Do not touch any other directory.
Tool Boundaries
{
"permissions": {
"allow": ["Read(src/auth/)", "Write(src/auth/)", "Bash(pnpm test auth)"],
"deny": ["Write(src/payments/*)", "Bash(pnpm deploy )"]
}
}
Context Boundaries
Each agent gets only the context it needs:
- Security agent: gets security-related files and instructions
- Performance agent: gets performance-related files and metrics
- Test agent: gets source files and test conventions
Don't give every agent the full codebase context.
Design Principles
1. Start simple: One agent first. Add more only when complexity demands it.
2. Clear boundaries: Each agent knows exactly what it can and can't do.
3. Minimal communication: Agents that need to communicate constantly should probably be one agent.
4. Fail gracefully: Plan for agent failures from the start.
5. Human in the loop: Keep a human checkpoint for critical decisions.
6. Match model to role: Opus for reasoning, Sonnet for implementation, Haiku for exploration.

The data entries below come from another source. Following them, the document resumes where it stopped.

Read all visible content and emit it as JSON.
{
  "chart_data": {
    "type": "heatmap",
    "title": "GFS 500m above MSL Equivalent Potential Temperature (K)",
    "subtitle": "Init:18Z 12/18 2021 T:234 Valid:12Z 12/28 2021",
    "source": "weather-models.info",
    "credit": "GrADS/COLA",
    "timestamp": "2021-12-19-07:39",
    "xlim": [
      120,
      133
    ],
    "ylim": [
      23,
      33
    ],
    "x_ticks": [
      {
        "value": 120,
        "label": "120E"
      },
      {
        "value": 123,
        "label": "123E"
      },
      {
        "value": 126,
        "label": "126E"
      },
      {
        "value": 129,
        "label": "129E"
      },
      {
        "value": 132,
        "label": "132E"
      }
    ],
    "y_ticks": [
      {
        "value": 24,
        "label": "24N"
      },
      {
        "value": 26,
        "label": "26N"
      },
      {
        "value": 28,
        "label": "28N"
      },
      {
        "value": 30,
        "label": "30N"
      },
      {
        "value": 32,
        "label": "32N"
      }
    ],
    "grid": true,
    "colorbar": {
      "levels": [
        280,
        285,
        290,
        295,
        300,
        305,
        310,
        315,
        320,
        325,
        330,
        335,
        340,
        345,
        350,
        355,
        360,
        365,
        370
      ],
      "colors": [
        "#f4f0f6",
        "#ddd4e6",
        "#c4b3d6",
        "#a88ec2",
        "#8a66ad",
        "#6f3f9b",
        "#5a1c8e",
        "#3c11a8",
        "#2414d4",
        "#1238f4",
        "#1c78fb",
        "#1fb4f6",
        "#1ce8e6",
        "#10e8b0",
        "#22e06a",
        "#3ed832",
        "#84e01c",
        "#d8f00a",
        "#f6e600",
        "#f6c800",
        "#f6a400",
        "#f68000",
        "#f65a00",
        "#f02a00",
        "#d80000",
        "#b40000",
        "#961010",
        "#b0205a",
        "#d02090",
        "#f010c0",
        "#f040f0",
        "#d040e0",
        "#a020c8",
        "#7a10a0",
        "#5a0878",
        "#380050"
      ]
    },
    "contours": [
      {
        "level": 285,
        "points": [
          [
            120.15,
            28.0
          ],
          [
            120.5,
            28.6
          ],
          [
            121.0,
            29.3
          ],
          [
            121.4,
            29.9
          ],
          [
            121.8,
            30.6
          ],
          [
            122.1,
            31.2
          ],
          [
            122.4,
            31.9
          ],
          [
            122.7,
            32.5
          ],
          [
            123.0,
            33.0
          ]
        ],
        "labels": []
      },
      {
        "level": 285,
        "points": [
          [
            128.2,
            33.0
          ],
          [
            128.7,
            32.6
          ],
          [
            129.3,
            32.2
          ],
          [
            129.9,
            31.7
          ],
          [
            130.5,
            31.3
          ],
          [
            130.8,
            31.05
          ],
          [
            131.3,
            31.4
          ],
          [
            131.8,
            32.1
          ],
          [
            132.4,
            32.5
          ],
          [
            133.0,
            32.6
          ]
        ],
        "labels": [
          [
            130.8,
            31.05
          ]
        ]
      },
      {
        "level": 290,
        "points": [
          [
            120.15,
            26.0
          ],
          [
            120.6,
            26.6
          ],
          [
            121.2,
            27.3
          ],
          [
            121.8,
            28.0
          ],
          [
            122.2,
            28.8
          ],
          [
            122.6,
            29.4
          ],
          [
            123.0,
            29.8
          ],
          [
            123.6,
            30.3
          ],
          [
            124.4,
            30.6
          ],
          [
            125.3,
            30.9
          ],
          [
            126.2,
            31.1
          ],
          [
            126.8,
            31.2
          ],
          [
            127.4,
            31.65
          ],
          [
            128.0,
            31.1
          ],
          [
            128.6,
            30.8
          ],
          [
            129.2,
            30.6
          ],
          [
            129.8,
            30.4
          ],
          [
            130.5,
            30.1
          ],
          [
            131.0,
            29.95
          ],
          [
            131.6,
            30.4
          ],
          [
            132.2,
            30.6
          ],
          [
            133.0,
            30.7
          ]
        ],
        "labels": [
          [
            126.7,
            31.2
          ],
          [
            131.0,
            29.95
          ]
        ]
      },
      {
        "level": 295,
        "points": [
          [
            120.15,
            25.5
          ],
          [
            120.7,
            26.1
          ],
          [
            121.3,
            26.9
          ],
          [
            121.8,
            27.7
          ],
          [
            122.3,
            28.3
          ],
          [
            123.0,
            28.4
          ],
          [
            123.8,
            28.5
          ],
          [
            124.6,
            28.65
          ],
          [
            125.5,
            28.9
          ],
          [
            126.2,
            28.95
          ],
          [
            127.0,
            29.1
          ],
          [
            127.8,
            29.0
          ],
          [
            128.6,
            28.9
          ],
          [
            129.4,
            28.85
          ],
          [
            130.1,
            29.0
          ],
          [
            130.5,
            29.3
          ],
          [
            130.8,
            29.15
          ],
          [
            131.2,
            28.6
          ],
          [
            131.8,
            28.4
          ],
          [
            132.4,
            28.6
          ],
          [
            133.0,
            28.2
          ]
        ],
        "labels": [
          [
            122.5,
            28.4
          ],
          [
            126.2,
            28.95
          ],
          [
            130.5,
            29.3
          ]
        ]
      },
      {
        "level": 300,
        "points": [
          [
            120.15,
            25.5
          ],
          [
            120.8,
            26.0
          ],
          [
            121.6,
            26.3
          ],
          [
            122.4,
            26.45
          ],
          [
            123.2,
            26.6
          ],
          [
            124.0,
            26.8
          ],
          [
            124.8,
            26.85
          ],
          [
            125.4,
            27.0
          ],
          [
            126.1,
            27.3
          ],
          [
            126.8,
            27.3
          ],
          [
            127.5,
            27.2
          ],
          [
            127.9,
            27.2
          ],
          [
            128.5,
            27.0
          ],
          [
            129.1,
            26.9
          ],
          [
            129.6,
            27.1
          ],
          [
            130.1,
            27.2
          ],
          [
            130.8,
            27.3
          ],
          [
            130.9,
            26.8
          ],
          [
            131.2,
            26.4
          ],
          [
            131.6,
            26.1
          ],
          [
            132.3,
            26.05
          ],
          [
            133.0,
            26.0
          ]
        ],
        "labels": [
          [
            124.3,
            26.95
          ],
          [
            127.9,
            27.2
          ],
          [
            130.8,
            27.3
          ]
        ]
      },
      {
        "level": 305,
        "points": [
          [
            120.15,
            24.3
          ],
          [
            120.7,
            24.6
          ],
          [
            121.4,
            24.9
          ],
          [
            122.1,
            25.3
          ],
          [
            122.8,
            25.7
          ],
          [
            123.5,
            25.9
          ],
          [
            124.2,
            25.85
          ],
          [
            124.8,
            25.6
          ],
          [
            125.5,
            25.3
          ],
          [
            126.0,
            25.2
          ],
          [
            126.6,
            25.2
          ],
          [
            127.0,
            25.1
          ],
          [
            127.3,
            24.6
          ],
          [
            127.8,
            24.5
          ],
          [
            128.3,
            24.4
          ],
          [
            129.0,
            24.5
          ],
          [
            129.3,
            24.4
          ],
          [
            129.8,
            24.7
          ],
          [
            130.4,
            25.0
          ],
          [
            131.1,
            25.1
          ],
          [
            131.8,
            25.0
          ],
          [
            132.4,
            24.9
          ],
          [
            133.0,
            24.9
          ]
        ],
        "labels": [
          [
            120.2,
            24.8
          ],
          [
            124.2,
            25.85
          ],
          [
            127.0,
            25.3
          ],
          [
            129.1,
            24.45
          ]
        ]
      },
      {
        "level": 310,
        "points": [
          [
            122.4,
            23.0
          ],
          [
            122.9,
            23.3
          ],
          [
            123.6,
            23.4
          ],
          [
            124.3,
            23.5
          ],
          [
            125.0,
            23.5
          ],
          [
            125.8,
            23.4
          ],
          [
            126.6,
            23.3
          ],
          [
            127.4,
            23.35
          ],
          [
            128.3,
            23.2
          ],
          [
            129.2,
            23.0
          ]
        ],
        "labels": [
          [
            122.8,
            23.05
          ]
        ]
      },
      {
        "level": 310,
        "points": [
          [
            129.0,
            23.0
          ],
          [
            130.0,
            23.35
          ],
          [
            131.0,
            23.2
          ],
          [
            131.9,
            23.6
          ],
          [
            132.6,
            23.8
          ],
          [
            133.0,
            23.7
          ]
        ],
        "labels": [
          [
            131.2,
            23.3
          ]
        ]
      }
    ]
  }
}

7. Isolate experiments: Use worktrees for agents making changes.
Key Takeaway
Agentic systems succeed through clear isolation boundaries, appropriate pattern selection (specialist pool, supervisor+workers, pipeline, or mapper+reducer), and robust error handling (retry, escalate, degrade gracefully). Before adding agents, ask: do I need an agent, a skill, or a command? Use the minimum number of agents that achieves the goal. Each agent should have well-defined scope, restricted tools, and clear communication interfaces. Start simple, add complexity only when justified.